Mencintai dalam hadis ini berarti tetap menjalin hubungan persaudaraan dengan sesama mukmin. Dalam membina ukhuwah, diperlukan hal-hal berikut.
(1) I‘tisam bi hablillah (berpegang teguh pada tali Allah). Maksudnya, tanpa pertolongan Allah SWT mustahil ukhuwah dapat diwujudkan (QS.3:103 dan QS.8:62–63).
(2) Ta’lif al-Qulub (menyatukan hati), terhadap sesama muslim tidak pilih kasih.
(3) Sikap tasamuh (toleransi), yaitu tenggang rasa, pemaaf, dan bersedia mendengarkan pendapat orang lain.
(4) Musyawarah, yakni menyalurkan dan mempertemukan segala pandangan untuk mencari titik temu.

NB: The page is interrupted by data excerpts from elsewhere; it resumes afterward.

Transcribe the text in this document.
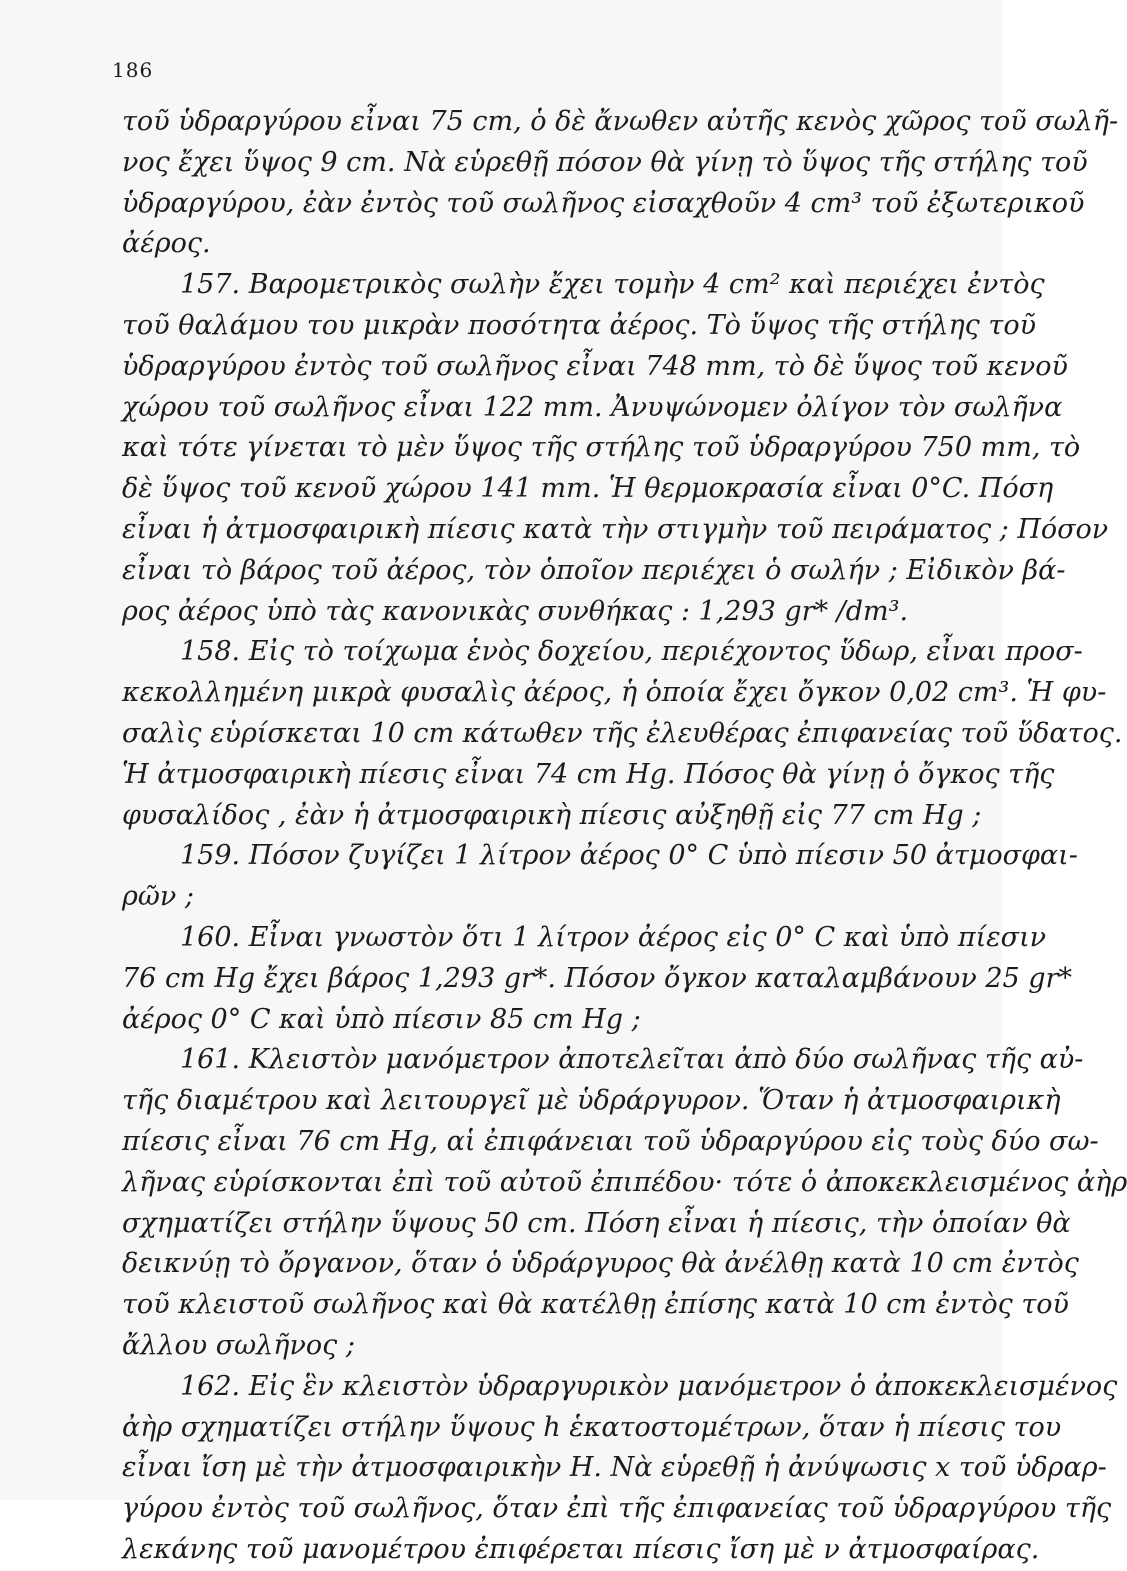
186
τοῦ ὑδραργύρου εἶναι 75 cm, ὁ δὲ ἄνωθεν αὐτῆς κενὸς χῶρος τοῦ σωλῆ-
νος ἔχει ὕψος 9 cm. Νὰ εὑρεθῇ πόσον θὰ γίνῃ τὸ ὕψος τῆς στήλης τοῦ
ὑδραργύρου, ἐὰν ἐντὸς τοῦ σωλῆνος εἰσαχθοῦν 4 cm³ τοῦ ἐξωτερικοῦ
ἀέρος.
157. Βαρομετρικὸς σωλὴν ἔχει τομὴν 4 cm² καὶ περιέχει ἐντὸς
τοῦ θαλάμου του μικρὰν ποσότητα ἀέρος. Τὸ ὕψος τῆς στήλης τοῦ
ὑδραργύρου ἐντὸς τοῦ σωλῆνος εἶναι 748 mm, τὸ δὲ ὕψος τοῦ κενοῦ
χώρου τοῦ σωλῆνος εἶναι 122 mm. Ἀνυψώνομεν ὀλίγον τὸν σωλῆνα
καὶ τότε γίνεται τὸ μὲν ὕψος τῆς στήλης τοῦ ὑδραργύρου 750 mm, τὸ
δὲ ὕψος τοῦ κενοῦ χώρου 141 mm. Ἡ θερμοκρασία εἶναι 0°C. Πόση
εἶναι ἡ ἀτμοσφαιρικὴ πίεσις κατὰ τὴν στιγμὴν τοῦ πειράματος ; Πόσον
εἶναι τὸ βάρος τοῦ ἀέρος, τὸν ὁποῖον περιέχει ὁ σωλήν ; Εἰδικὸν βά-
ρος ἀέρος ὑπὸ τὰς κανονικὰς συνθήκας : 1,293 gr* /dm³.
158. Εἰς τὸ τοίχωμα ἑνὸς δοχείου, περιέχοντος ὕδωρ, εἶναι προσ-
κεκολλημένη μικρὰ φυσαλὶς ἀέρος, ἡ ὁποία ἔχει ὄγκον 0,02 cm³. Ἡ φυ-
σαλὶς εὑρίσκεται 10 cm κάτωθεν τῆς ἐλευθέρας ἐπιφανείας τοῦ ὕδατος.
Ἡ ἀτμοσφαιρικὴ πίεσις εἶναι 74 cm Hg. Πόσος θὰ γίνῃ ὁ ὄγκος τῆς
φυσαλίδος , ἐὰν ἡ ἀτμοσφαιρικὴ πίεσις αὐξηθῇ εἰς 77 cm Hg ;
159. Πόσον ζυγίζει 1 λίτρον ἀέρος 0° C ὑπὸ πίεσιν 50 ἀτμοσφαι-
ρῶν ;
160. Εἶναι γνωστὸν ὅτι 1 λίτρον ἀέρος εἰς 0° C καὶ ὑπὸ πίεσιν
76 cm Hg ἔχει βάρος 1,293 gr*. Πόσον ὄγκον καταλαμβάνουν 25 gr*
ἀέρος 0° C καὶ ὑπὸ πίεσιν 85 cm Hg ;
161. Κλειστὸν μανόμετρον ἀποτελεῖται ἀπὸ δύο σωλῆνας τῆς αὐ-
τῆς διαμέτρου καὶ λειτουργεῖ μὲ ὑδράργυρον. Ὅταν ἡ ἀτμοσφαιρικὴ
πίεσις εἶναι 76 cm Hg, αἱ ἐπιφάνειαι τοῦ ὑδραργύρου εἰς τοὺς δύο σω-
λῆνας εὑρίσκονται ἐπὶ τοῦ αὐτοῦ ἐπιπέδου· τότε ὁ ἀποκεκλεισμένος ἀὴρ
σχηματίζει στήλην ὕψους 50 cm. Πόση εἶναι ἡ πίεσις, τὴν ὁποίαν θὰ
δεικνύῃ τὸ ὄργανον, ὅταν ὁ ὑδράργυρος θὰ ἀνέλθῃ κατὰ 10 cm ἐντὸς
τοῦ κλειστοῦ σωλῆνος καὶ θὰ κατέλθῃ ἐπίσης κατὰ 10 cm ἐντὸς τοῦ
ἄλλου σωλῆνος ;
162. Εἰς ἓν κλειστὸν ὑδραργυρικὸν μανόμετρον ὁ ἀποκεκλεισμένος
ἀὴρ σχηματίζει στήλην ὕψους h ἑκατοστομέτρων, ὅταν ἡ πίεσις του
εἶναι ἴση μὲ τὴν ἀτμοσφαιρικὴν H. Νὰ εὑρεθῇ ἡ ἀνύψωσις x τοῦ ὑδραρ-
γύρου ἐντὸς τοῦ σωλῆνος, ὅταν ἐπὶ τῆς ἐπιφανείας τοῦ ὑδραργύρου τῆς
λεκάνης τοῦ μανομέτρου ἐπιφέρεται πίεσις ἴση μὲ ν ἀτμοσφαίρας.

(5) Ta‘awun, yakni tolong-menolong mempersatukan segenap potensi umat untuk menegakkan kebenaran.
(6) Takaful al-ijtima‘, yakni rasa kebersamaan dan solidaritas sosial.
(7) Istikamah, yakni teguh pendirian, berjalan di atas jalan yang benar, disiplin, dan bertanggung jawab.
Untuk mempertahankan ukhuwah, ada beberapa faktor yang perlu diterapkan dalam kehidupan umat Islam. Pertama, saling berkunjung dan berkumpul karena mengharap rida Allah SWT, bukan semata-mata untuk urusan duniawi.
Mereka yang beriman itu saling mengunjungi dan berkumpul untuk kegiatan yang bermanfaat, saling tolong-menolong dalam mencapai keselamatan, dan saling menasihati dalam kebenaran. Saling mengunjungi dalam ajaran Islam merupakan bagian yang tidak terpisahkan dengan ajaran keimanan. Rasulullah SAW menyatakan,
“Barangsiapa yang beriman kepada Allah dan hari akhirat hendaklah tetap menjali hubungan silaturahmi” (HR. Bukhari, Muslim, Abu Dawud, at-Tirmizi, an-Nasa’i, Ibnu Majah, dan Ahmad bin Hanbal).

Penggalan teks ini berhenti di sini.